We all like to celebrate the ideal of the healthcare provider dispensing care as needed and without regard to such pesky concerns as profit or loss. However, that ideal is really suited to a mystical kingdom where bluebirds help you with the housework and talking bunnies wearing quaint hats leave baskets of tasty food on the doorstep (just because they love you). In the real world, even healthcare providers want to go home at the end of a long day with a little bit of money in their pockets. So while the vast majority try to do what is right for their patients, their efforts are tempered by the need to survive--and survival in the U.S. healthcare system has always been tied to the quantity of services.

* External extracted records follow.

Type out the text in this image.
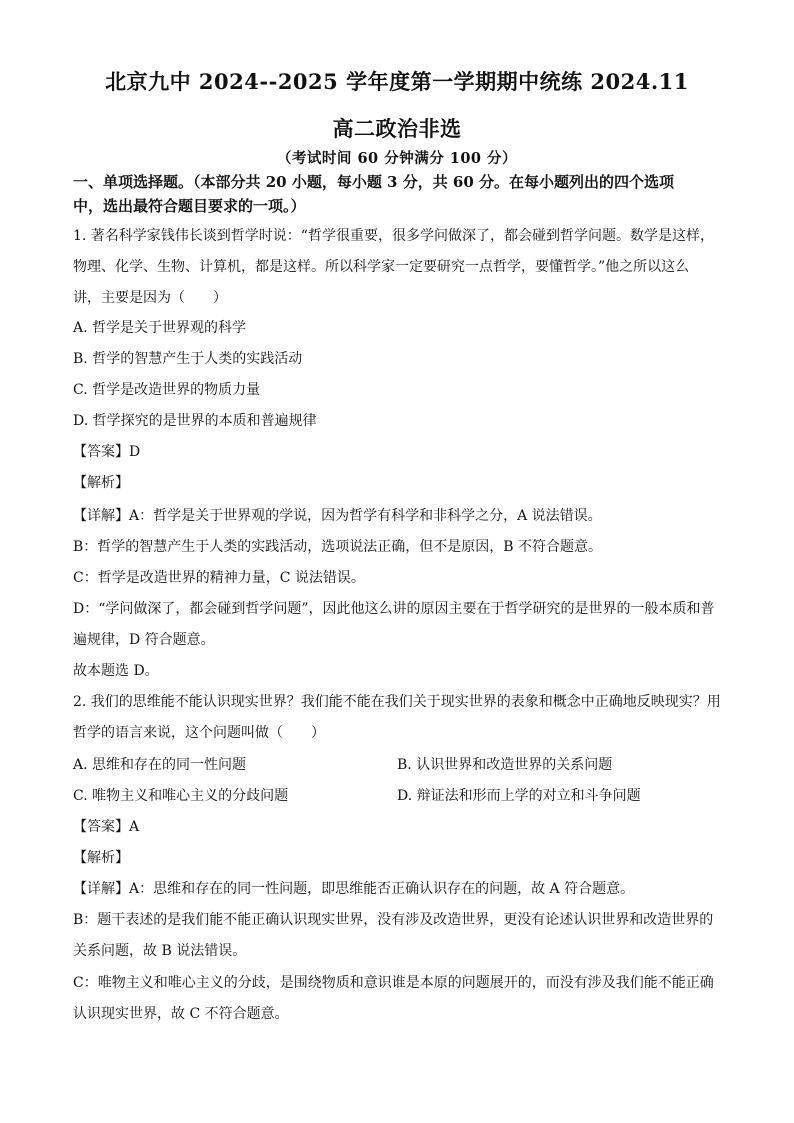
北京九中 2024--2025 学年度第一学期期中统练 2024.11
高二政治非选
（考试时间 60 分钟满分 100 分）
一、单项选择题。（本部分共 20 小题，每小题 3 分，共 60 分。在每小题列出的四个选项
中，选出最符合题目要求的一项。）
1. 著名科学家钱伟长谈到哲学时说：“哲学很重要，很多学问做深了，都会碰到哲学问题。数学是这样，
物理、化学、生物、计算机，都是这样。所以科学家一定要研究一点哲学，要懂哲学。”他之所以这么
讲，主要是因为（　　）
A. 哲学是关于世界观的科学
B. 哲学的智慧产生于人类的实践活动
C. 哲学是改造世界的物质力量
D. 哲学探究的是世界的本质和普遍规律
【答案】D
【解析】
【详解】A：哲学是关于世界观的学说，因为哲学有科学和非科学之分，A 说法错误。
B：哲学的智慧产生于人类的实践活动，选项说法正确，但不是原因，B 不符合题意。
C：哲学是改造世界的精神力量，C 说法错误。
D：“学问做深了，都会碰到哲学问题”，因此他这么讲的原因主要在于哲学研究的是世界的一般本质和普
遍规律，D 符合题意。
故本题选 D。
2. 我们的思维能不能认识现实世界？我们能不能在我们关于现实世界的表象和概念中正确地反映现实？用
哲学的语言来说，这个问题叫做（　　）
A. 思维和存在的同一性问题	B. 认识世界和改造世界的关系问题
C. 唯物主义和唯心主义的分歧问题	D. 辩证法和形而上学的对立和斗争问题
【答案】A
【解析】
【详解】A：思维和存在的同一性问题，即思维能否正确认识存在的问题，故 A 符合题意。
B：题干表述的是我们能不能正确认识现实世界，没有涉及改造世界，更没有论述认识世界和改造世界的
关系问题，故 B 说法错误。
C：唯物主义和唯心主义的分歧，是围绕物质和意识谁是本原的问题展开的，而没有涉及我们能不能正确
认识现实世界，故 C 不符合题意。
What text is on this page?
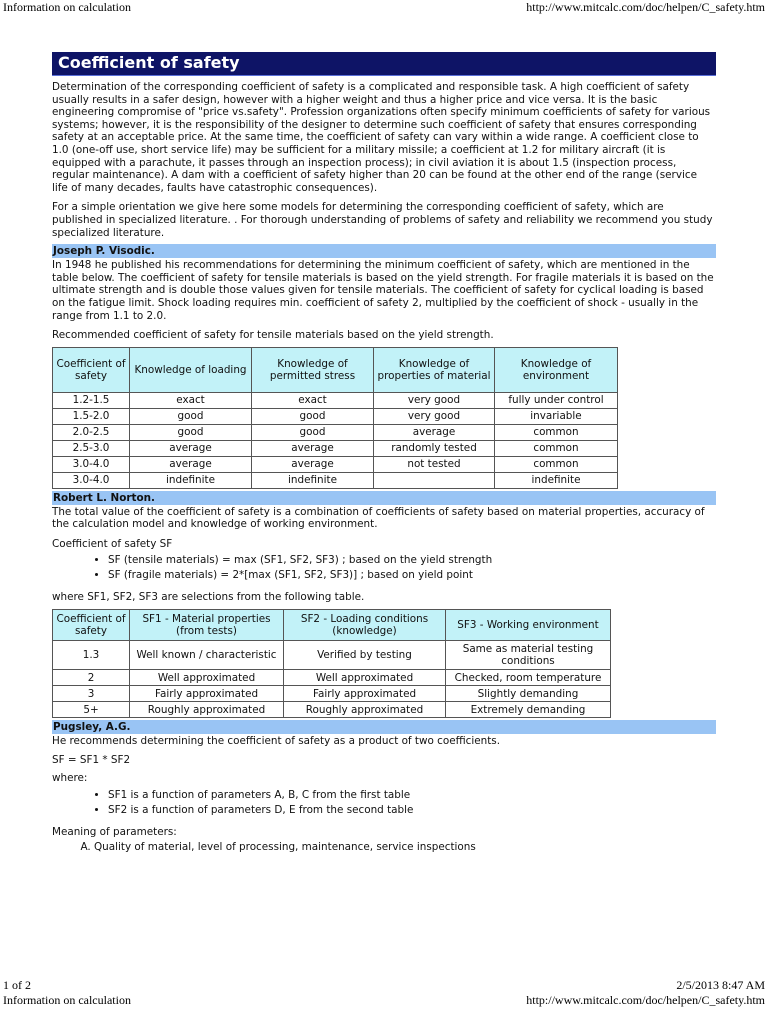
Information on calculation	http://www.mitcalc.com/doc/helpen/C_safety.htm
Coefficient of safety

Determination of the corresponding coefficient of safety is a complicated and responsible task. A high coefficient of safety usually results in a safer design, however with a higher weight and thus a higher price and vice versa. It is the basic engineering compromise of "price vs.safety". Profession organizations often specify minimum coefficients of safety for various systems; however, it is the responsibility of the designer to determine such coefficient of safety that ensures corresponding safety at an acceptable price. At the same time, the coefficient of safety can vary within a wide range. A coefficient close to 1.0 (one-off use, short service life) may be sufficient for a military missile; a coefficient at 1.2 for military aircraft (it is equipped with a parachute, it passes through an inspection process); in civil aviation it is about 1.5 (inspection process, regular maintenance). A dam with a coefficient of safety higher than 20 can be found at the other end of the range (service life of many decades, faults have catastrophic consequences).

For a simple orientation we give here some models for determining the corresponding coefficient of safety, which are published in specialized literature. . For thorough understanding of problems of safety and reliability we recommend you study specialized literature.

Joseph P. Visodic.

In 1948 he published his recommendations for determining the minimum coefficient of safety, which are mentioned in the table below. The coefficient of safety for tensile materials is based on the yield strength. For fragile materials it is based on the ultimate strength and is double those values given for tensile materials. The coefficient of safety for cyclical loading is based on the fatigue limit. Shock loading requires min. coefficient of safety 2, multiplied by the coefficient of shock - usually in the range from 1.1 to 2.0.

Recommended coefficient of safety for tensile materials based on the yield strength.
Coefficient of safety	Knowledge of loading	Knowledge of permitted stress	Knowledge of properties of material	Knowledge of environment
1.2-1.5	exact	exact	very good	fully under control
1.5-2.0	good	good	very good	invariable
2.0-2.5	good	good	average	common
2.5-3.0	average	average	randomly tested	common
3.0-4.0	average	average	not tested	common
3.0-4.0	indefinite	indefinite		indefinite
Robert L. Norton.

The total value of the coefficient of safety is a combination of coefficients of safety based on material properties, accuracy of the calculation model and knowledge of working environment.

Coefficient of safety SF
• SF (tensile materials) = max (SF1, SF2, SF3) ; based on the yield strength
• SF (fragile materials) = 2*[max (SF1, SF2, SF3)] ; based on yield point
where SF1, SF2, SF3 are selections from the following table.
Coefficient of safety	SF1 - Material properties (from tests)	SF2 - Loading conditions (knowledge)	SF3 - Working environment
1.3	Well known / characteristic	Verified by testing	Same as material testing conditions
2	Well approximated	Well approximated	Checked, room temperature
3	Fairly approximated	Fairly approximated	Slightly demanding
5+	Roughly approximated	Roughly approximated	Extremely demanding
Pugsley, A.G.

He recommends determining the coefficient of safety as a product of two coefficients.

SF = SF1 * SF2

where:
• SF1 is a function of parameters A, B, C from the first table
• SF2 is a function of parameters D, E from the second table
Meaning of parameters:
A. Quality of material, level of processing, maintenance, service inspections
1 of 2	2/5/2013 8:47 AM
Information on calculation	http://www.mitcalc.com/doc/helpen/C_safety.htm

The devil will definitely be in the details, but the nation's new healthcare reform law lays the foundation for transitioning U.S. healthcare from a volume-based system to a value-based system. In other words, the quality of care provided to patients could begin to have a significant impact on the bottom line, forcing some key changes in how many healthcare providers operate on a daily basis. And it should come as no surprise that hospitals are at the forefront of these changes.
The Patient Protection and Affordable Care Act (PPACA) mandates the creation of a national hospital value-based purchasing program for Medicare. Effective Oct. 1, 2012, many inpatient acute-care hospitals that meet or exceed certain performance standards for a minimum of five measures will be eligible for incentive payments (i.e., higher Medicare payments) from a pooled hospital-derived fund. The program will initially cover at least these five conditions or procedures: acute myocardial infarction (AMI); heart failure; pneumonia; certain surgeries; and certain healthcare-associated infections. However, within a year, the program will expand to incorporate "efficiency measures, including measures of 'Medicare spending per beneficiary,'" adjusted for adjusted for age, sex, race, severity of illness and other factors.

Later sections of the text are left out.